現在開催中のテニス四大大会「全仏オープン」は現地5月31日にシングルス2回戦が行なわれ、第1シードで世界ランク1位のカルロス・アルカラス(スペイン)がセンターコート第3試合に登場。同112位のダニエル太郎を6−1、3−6、6−1、6−2で下し、3回戦進出を決めた。

 欧州クレーシーズンに入ってからも「バルセロナ・オープン」(ATP500)と「マドリード・オープン」(ATP1000)で立て続けにタイトルを防衛するなど、素晴らしい活躍を見せている20歳のアルカラス。今回の全仏は14度の最多優勝を誇るラファエル・ナダル(元1位/現15位)が不在の中、優勝候補筆頭に挙がっている。

 2日前のファビオ・コボリ(イタリア/159位)との初戦をストレートで突破したアルカラスは、勢いそのままにこの日のダニエルとの2回戦でも序盤から主導権を握る。持ち前の強烈なフォアハンドを軸にストローク戦で順調にポイントを積み重ね、第2、第6ゲームをブレークして第1セットを先取する。

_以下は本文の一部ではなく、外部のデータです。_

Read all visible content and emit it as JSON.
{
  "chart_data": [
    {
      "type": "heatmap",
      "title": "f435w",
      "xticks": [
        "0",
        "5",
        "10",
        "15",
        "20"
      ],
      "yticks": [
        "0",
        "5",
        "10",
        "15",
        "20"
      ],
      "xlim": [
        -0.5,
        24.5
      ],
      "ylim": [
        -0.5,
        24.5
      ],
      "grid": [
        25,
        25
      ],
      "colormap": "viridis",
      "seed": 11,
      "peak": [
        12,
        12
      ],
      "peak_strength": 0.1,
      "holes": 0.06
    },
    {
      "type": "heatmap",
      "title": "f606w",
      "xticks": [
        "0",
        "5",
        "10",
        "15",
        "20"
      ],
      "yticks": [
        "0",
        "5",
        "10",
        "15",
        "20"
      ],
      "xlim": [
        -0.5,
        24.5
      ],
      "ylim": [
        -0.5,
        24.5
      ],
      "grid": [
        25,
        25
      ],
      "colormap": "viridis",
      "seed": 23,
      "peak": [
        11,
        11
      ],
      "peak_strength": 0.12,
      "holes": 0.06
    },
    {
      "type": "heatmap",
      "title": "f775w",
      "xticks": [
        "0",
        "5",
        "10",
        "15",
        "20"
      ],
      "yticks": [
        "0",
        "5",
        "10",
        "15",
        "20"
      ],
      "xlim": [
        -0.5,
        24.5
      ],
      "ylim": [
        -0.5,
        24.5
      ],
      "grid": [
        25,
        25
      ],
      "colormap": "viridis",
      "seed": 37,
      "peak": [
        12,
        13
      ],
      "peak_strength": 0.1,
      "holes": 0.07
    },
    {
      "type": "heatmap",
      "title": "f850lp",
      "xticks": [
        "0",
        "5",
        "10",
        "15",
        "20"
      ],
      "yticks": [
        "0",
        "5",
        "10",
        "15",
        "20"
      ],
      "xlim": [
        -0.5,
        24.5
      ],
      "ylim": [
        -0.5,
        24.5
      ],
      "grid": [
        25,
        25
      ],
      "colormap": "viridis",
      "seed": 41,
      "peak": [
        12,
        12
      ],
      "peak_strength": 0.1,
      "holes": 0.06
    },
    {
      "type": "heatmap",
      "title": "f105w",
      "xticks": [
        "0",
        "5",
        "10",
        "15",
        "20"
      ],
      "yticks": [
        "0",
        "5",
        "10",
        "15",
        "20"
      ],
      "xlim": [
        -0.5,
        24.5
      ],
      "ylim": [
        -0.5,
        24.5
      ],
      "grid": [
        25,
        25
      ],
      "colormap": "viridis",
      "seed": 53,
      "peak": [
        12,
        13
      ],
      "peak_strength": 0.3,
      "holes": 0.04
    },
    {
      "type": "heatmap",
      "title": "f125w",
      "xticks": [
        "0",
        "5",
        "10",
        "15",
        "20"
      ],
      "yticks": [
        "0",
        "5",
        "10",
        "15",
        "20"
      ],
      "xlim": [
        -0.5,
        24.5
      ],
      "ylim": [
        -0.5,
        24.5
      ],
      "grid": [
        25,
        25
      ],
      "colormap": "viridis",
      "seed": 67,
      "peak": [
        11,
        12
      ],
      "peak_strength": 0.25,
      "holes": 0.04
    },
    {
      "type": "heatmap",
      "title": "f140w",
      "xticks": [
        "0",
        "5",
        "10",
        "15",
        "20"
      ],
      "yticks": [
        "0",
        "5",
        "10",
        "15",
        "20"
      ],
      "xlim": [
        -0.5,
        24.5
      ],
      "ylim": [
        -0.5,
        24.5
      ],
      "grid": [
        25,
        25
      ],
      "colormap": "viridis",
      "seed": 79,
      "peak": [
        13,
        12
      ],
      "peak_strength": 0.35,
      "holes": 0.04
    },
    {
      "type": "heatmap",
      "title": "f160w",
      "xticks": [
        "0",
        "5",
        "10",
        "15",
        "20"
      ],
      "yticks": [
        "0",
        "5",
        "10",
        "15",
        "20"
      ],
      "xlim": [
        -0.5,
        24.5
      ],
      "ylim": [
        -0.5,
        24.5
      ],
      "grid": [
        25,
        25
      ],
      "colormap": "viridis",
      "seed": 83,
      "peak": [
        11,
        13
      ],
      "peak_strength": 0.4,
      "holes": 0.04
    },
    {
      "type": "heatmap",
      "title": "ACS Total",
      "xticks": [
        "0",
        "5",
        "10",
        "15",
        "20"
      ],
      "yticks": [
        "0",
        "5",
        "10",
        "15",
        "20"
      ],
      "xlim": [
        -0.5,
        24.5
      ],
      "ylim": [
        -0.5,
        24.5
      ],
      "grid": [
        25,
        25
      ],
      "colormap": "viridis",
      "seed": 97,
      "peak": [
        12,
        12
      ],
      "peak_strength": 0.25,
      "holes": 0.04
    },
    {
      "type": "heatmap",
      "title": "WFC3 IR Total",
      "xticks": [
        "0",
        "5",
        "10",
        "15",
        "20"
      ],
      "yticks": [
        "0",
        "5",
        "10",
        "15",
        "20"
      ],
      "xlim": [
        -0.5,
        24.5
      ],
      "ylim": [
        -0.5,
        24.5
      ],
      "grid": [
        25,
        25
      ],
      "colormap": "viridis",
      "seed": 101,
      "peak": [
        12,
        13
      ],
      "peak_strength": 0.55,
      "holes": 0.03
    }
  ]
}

 ところが第2セットに入るとダニエルの粘りのディフェンスに苦戦を強いられてミスを連発。第1ゲームから3ゲームを連取されるなど精彩を欠き、そのままセットオールに持ち込まれる。

 続く第3セットで落ち着きを取り戻したアルカラスは再び強打でダニエルを攻め立て、第1ゲームから立て続けに5ゲームを奪ってセットカウント2−1に。迎えた第4セットでも終始安定したプレーを見せて計3度のブレークに成功し、2時間25分で勝利を収めた。
  試合後のオンコートインタビューで最初にアルカラスが口にしたのは、最後まで諦めずに立ち向かってきたダニエルに対する称賛の言葉だった。

「太郎は素晴らしいプレーをしていた。彼はとてもタフな選手で、今年は素晴らしいレベルにいる選手との試合にも勝っている」

 そしてアルカラスは予想よりも苦しい展開となったことについて、時折強風も吹き荒れる「本当にタフな」コートコンディションへの適応が難しかったとコメント。

「自分のプレーをできる限り調整しなければならないと思って、僕は全てのショットにおいて本当に集中していた」と試合を振り返りつつ、「(結果的には)素晴らしいレベルのプレーができたし、勝利に満足している」と喜びを表現した。

 最後には会場で連日声援を送ってくれているファンへの感謝の言葉を述べ、インタビューを締めくくった。

「ここでプレーできるのは素晴らしいことだ。1回戦も今日の試合も、ファンが応援してくれていることを実感している。ファンのエネルギーとサポートを感じながらフィリップ・シャトリエ(全仏のセンターコート)でプレーできて、本当にうれしいよ」

 3回戦では第26シードのデニス・シャポバロフ(カナダ/32位)と対戦するアルカラス。まだまだ厳しい戦いは続いていくが、2度目の四大大会優勝に向けて士気は高まっている。